Paying for a priority service
still does not guarantee
a quick decision

For people who want to live in the UK and need a settlement or migration visa in a hurry, the UK Visas and Immigration Service (UKVI) offers an enhanced priority visa service.

Customers who are willing to pay an extra £551 (per person) in addition to the usual visa costs for their settlement application will be placed ‘at the front of the queue at every stage of the decision-making process’, the UKVI promises.

The lure of having their UK visa application concluded quickly is not lost on a significant number of overseas nationals seeking to relocate to the UK. Between April and September 2018, 6,660 applicants handed over more than £3.6 million to the Home Office to have their case submission expedited.

Is it worth it?

Disappointingly, based on data we have recently received from the Home Office via a Freedom of Information request, the UKVI is not delivering a consistent priority service – for the second year in a row.

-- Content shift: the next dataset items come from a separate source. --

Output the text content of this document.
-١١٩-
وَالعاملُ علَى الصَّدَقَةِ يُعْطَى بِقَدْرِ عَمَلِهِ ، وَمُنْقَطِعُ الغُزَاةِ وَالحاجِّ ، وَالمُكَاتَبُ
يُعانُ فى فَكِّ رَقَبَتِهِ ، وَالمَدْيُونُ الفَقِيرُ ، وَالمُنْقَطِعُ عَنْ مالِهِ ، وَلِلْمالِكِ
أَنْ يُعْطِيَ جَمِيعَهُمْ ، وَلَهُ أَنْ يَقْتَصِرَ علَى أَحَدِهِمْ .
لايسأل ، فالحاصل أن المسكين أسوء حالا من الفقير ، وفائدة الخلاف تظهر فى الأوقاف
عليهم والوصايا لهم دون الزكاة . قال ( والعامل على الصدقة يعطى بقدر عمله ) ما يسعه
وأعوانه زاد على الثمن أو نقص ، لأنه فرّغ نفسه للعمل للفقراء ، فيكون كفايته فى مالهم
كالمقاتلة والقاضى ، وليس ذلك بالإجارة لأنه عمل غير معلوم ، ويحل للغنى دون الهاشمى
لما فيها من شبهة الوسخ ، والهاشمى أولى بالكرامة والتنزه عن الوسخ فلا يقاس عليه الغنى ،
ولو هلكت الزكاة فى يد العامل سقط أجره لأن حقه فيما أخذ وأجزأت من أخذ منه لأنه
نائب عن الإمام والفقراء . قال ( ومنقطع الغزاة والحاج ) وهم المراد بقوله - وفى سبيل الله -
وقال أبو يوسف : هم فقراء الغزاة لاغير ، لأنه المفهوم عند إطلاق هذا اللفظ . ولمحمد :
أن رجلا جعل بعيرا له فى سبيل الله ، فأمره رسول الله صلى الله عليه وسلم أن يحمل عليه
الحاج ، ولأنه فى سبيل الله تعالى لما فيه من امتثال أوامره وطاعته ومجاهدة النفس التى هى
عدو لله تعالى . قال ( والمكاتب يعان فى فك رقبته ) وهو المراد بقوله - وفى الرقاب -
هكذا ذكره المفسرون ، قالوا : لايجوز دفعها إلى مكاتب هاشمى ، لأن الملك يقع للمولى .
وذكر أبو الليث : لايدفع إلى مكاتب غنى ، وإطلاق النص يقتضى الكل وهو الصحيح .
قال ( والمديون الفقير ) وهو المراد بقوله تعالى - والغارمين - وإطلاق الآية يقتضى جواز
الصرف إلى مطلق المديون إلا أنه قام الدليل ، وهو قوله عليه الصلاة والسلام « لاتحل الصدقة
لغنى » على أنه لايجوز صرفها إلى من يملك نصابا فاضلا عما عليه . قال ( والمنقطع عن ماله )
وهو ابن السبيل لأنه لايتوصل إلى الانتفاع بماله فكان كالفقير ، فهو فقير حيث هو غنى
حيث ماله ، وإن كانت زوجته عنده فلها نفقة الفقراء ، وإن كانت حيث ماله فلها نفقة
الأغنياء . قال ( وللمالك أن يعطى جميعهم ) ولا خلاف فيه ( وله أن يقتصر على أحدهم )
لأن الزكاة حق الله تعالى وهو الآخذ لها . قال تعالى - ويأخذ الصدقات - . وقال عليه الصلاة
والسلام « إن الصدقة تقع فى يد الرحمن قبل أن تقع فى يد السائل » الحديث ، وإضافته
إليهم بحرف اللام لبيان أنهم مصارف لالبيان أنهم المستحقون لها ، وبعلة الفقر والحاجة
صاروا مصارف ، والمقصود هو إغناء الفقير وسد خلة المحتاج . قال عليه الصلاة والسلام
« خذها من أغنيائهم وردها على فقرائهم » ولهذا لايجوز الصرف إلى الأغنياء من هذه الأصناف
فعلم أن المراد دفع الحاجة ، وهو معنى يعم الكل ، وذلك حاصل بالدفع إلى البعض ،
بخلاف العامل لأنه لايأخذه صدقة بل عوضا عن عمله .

Of the 6,660 priority settlement applications filed during this period, only a third (2,240) were concluded within the targeted 30 working days. Most applications (3,025) took between 31 and 59 working days to conclude, while 19% of cases (1,290) lodged between April 2018 and September 2018 remained pending.

With 66% of all priority settlement cases failing to complete within 30 working days, the service is not fit for its intended purpose and quite clearly misleads consumers on what they will get for their money. Given the significant cost associated with this service (a family of four would need to pay £2,204), the Home Office has a duty to either deliver or ditch the service.

As a quick fix, the authorities could quite easily publish its current priority visa processing times and allow customers to evaluate the benefits of purchasing optional extra services. However, the Home Office probably also recognise that customers armed with these facts may be more reluctant to part with their money.

Unfortunately, until the Home Office changes its ways, many unsuspecting customers will continue to believe the hype and throw hundreds of pounds at a failing ‘priority visa’ service.